Sunday, 10 October 2010
Kladdkaka - Swedish sticky chocolate cake
Kladdkaka is a Swedish sticky chocolate cake, a bit similar to chocolate brownies. Kladdkaka is very popular in Sweden and is served in most cafes. I made this as dessert to have after the chili on our birthday party. It is very easy to do, the only thing is to keep an eye on the time, if it is left to long in the oven it goes dry and you really want it to be quite gooey and loose.

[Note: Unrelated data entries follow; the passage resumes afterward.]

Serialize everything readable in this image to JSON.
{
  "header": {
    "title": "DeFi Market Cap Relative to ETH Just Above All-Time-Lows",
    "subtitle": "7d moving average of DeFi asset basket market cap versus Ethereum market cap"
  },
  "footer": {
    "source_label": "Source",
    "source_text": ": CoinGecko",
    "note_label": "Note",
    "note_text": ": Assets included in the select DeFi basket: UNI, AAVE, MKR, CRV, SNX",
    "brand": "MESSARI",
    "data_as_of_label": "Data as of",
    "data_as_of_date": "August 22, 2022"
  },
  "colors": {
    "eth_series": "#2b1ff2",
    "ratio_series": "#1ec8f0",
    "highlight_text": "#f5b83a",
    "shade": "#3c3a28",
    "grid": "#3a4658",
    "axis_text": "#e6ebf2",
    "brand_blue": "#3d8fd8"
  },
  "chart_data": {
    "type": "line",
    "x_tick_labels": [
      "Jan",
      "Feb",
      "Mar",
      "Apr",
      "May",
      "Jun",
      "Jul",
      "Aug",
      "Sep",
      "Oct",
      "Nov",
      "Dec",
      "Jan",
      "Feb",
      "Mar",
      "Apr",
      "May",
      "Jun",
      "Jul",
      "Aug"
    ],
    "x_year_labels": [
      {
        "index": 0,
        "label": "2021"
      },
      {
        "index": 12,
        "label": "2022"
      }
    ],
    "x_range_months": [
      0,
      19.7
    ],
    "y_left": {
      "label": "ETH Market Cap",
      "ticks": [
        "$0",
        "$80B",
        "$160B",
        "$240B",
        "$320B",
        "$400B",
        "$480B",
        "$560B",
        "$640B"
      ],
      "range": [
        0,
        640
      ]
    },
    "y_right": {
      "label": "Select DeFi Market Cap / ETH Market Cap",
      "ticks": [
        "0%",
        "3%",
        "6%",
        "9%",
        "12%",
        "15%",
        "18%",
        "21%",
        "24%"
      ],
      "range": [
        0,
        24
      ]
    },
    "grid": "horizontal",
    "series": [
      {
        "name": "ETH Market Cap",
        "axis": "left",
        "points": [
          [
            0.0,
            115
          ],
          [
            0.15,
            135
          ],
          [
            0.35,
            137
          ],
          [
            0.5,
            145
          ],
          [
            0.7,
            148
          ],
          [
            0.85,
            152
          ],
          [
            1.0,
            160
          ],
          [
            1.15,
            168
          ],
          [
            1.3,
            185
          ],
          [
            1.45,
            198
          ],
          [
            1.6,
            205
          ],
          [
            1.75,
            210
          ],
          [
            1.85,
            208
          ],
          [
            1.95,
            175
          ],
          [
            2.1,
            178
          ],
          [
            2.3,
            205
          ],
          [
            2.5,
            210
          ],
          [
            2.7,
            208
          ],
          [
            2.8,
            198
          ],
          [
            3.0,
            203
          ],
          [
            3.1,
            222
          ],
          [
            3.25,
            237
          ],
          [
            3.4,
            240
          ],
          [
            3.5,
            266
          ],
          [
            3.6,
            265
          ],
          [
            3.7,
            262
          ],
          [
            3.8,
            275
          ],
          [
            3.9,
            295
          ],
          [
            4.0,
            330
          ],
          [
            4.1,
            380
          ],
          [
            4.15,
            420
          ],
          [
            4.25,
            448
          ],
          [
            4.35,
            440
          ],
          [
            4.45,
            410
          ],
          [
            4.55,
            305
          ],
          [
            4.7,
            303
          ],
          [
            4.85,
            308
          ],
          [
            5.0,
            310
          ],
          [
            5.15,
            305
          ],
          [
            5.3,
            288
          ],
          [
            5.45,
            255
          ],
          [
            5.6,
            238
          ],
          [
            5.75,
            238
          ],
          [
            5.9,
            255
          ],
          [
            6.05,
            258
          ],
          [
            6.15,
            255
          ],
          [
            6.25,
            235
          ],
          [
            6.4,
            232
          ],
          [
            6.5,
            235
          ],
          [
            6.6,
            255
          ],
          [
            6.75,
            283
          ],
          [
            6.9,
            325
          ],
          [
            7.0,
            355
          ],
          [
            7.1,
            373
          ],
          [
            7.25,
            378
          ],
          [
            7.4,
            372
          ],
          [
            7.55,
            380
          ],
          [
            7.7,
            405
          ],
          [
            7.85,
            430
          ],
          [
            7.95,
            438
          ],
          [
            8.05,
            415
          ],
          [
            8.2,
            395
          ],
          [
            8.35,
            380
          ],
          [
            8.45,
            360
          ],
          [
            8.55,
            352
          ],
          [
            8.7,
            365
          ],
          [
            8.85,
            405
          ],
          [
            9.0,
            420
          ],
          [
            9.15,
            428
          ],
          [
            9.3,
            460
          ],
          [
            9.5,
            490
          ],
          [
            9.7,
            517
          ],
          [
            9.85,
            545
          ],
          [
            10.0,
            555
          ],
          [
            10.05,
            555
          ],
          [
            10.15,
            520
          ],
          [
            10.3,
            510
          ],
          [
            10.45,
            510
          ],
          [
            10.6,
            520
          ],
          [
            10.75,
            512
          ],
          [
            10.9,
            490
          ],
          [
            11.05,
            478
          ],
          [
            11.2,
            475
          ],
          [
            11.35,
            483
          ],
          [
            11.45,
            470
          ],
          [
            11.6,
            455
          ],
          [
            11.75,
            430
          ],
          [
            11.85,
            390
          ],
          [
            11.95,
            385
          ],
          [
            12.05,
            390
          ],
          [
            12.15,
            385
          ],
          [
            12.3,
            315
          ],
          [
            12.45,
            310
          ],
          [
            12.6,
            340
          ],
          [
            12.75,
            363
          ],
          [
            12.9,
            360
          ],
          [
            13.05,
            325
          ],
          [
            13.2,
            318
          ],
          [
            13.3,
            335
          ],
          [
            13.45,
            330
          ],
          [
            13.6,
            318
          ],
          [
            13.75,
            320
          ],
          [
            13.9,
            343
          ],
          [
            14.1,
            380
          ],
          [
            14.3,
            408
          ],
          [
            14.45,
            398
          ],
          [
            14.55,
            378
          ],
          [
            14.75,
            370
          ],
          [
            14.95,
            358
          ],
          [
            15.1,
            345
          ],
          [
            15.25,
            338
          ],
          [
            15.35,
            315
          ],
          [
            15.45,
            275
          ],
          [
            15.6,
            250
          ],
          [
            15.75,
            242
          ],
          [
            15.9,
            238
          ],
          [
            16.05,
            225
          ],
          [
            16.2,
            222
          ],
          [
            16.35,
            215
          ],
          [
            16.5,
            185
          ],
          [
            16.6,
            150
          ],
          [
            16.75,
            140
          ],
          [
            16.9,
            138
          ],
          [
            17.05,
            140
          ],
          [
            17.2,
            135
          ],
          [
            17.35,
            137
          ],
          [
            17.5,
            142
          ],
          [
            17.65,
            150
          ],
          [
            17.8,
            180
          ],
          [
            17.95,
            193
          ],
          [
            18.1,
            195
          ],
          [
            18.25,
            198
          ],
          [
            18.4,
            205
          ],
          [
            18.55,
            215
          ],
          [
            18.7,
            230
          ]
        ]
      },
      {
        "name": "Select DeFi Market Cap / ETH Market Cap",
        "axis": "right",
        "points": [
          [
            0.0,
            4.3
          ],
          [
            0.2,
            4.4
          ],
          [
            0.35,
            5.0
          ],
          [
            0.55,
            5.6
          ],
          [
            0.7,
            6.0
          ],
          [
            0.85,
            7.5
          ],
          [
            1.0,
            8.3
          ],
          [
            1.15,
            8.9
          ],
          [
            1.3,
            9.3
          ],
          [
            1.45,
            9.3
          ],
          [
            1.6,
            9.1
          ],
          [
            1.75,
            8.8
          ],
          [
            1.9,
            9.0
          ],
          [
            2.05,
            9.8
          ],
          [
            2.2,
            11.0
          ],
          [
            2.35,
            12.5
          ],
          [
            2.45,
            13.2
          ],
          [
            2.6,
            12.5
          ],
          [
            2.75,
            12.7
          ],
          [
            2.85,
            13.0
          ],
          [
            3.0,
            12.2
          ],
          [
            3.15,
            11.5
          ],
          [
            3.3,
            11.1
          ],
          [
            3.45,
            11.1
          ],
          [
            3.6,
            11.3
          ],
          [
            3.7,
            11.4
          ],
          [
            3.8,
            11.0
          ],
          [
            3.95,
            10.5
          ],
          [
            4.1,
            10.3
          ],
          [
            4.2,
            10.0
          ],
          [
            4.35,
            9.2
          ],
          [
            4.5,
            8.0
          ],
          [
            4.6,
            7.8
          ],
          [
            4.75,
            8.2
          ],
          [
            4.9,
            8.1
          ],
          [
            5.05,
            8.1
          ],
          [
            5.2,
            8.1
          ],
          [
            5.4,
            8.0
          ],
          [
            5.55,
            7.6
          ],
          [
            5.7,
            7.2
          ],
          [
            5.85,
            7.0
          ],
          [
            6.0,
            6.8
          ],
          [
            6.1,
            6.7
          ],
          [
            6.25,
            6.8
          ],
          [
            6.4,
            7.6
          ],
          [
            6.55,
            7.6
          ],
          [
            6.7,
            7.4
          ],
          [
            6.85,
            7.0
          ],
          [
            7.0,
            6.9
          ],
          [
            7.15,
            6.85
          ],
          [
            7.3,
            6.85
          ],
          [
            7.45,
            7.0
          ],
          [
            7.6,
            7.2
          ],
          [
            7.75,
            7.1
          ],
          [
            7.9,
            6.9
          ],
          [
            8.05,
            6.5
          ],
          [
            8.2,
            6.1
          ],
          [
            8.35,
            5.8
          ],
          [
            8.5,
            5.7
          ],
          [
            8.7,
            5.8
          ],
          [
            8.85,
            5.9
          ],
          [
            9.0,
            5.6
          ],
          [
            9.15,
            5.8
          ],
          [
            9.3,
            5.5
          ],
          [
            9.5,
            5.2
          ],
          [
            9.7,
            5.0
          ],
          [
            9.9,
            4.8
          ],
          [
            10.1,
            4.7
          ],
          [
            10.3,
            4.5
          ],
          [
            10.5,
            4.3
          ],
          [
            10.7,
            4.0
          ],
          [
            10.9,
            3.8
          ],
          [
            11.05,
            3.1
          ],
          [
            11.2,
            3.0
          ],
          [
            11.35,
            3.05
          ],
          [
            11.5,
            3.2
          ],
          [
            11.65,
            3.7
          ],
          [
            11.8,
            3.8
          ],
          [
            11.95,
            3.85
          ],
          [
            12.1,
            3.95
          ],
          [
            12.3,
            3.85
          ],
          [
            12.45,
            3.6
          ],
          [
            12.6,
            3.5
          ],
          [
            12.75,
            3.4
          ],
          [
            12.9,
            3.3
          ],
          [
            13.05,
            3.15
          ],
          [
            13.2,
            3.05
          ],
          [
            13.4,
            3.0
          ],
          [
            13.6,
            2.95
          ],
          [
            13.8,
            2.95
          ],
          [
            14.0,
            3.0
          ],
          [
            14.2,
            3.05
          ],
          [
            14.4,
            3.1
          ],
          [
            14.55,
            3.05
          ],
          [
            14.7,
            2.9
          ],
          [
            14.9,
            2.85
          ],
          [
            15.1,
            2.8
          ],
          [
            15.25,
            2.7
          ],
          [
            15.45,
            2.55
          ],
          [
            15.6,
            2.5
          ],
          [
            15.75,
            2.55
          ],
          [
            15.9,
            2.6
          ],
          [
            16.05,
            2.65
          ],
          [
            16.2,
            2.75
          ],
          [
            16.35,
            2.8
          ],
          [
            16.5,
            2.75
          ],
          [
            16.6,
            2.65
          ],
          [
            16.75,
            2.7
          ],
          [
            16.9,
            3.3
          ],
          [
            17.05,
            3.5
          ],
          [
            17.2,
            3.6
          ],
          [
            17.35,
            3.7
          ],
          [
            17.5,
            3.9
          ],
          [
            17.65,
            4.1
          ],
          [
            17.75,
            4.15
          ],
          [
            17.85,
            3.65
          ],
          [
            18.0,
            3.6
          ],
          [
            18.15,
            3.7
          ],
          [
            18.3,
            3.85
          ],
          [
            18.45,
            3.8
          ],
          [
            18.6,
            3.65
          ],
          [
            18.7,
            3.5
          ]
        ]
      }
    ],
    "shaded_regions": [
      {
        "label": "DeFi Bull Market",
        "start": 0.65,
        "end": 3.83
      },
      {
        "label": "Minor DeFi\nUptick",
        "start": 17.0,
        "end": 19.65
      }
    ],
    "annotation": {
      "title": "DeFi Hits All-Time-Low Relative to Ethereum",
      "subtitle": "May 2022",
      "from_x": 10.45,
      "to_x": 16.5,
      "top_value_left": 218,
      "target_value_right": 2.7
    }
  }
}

I used a recipe from a Swedish blog dedicated to kladdkaka and other chocolate cakes, the original recipe can be found here http://kladdkakerecept.blogspot.com/2007/11/lyxig-kladdkaka.html
Kladdkaka (8 portions, but sometimes it is enough for only 2 people as it is delicious...)
100 g butter
100 g dark chocolate, I used Green&Black 70% dark chocolate, chopped
4 tbsp cocoa powder
2 dl sugar
1 1/4 dl flour
1 pinch of salt
2 tbsp strong coffee
Preheat the oven to 175C.
Butter and bread a 24 cm cake tin.
Melt the butter, and add the chopped chocolate. Stir until the chocolate has melted in the hot butter.
Pour the butter and chocolate mixture into a bowl, add the sugar, salt, flour, coffee and eggs. Stir until you have smooth and glossy batter.
Pour the cake batter into the tin, and bake for 20-24 min. The cake should still be quite soft and gooey in the middle when you take it out.
Let the cake settle for a couple of hours before eating. It's great on it's own or you could serve it with ice cream or whipped cream and raspberries. You can also vary the recipe by adding for example raspberries and pistachio nuts to the cake batter.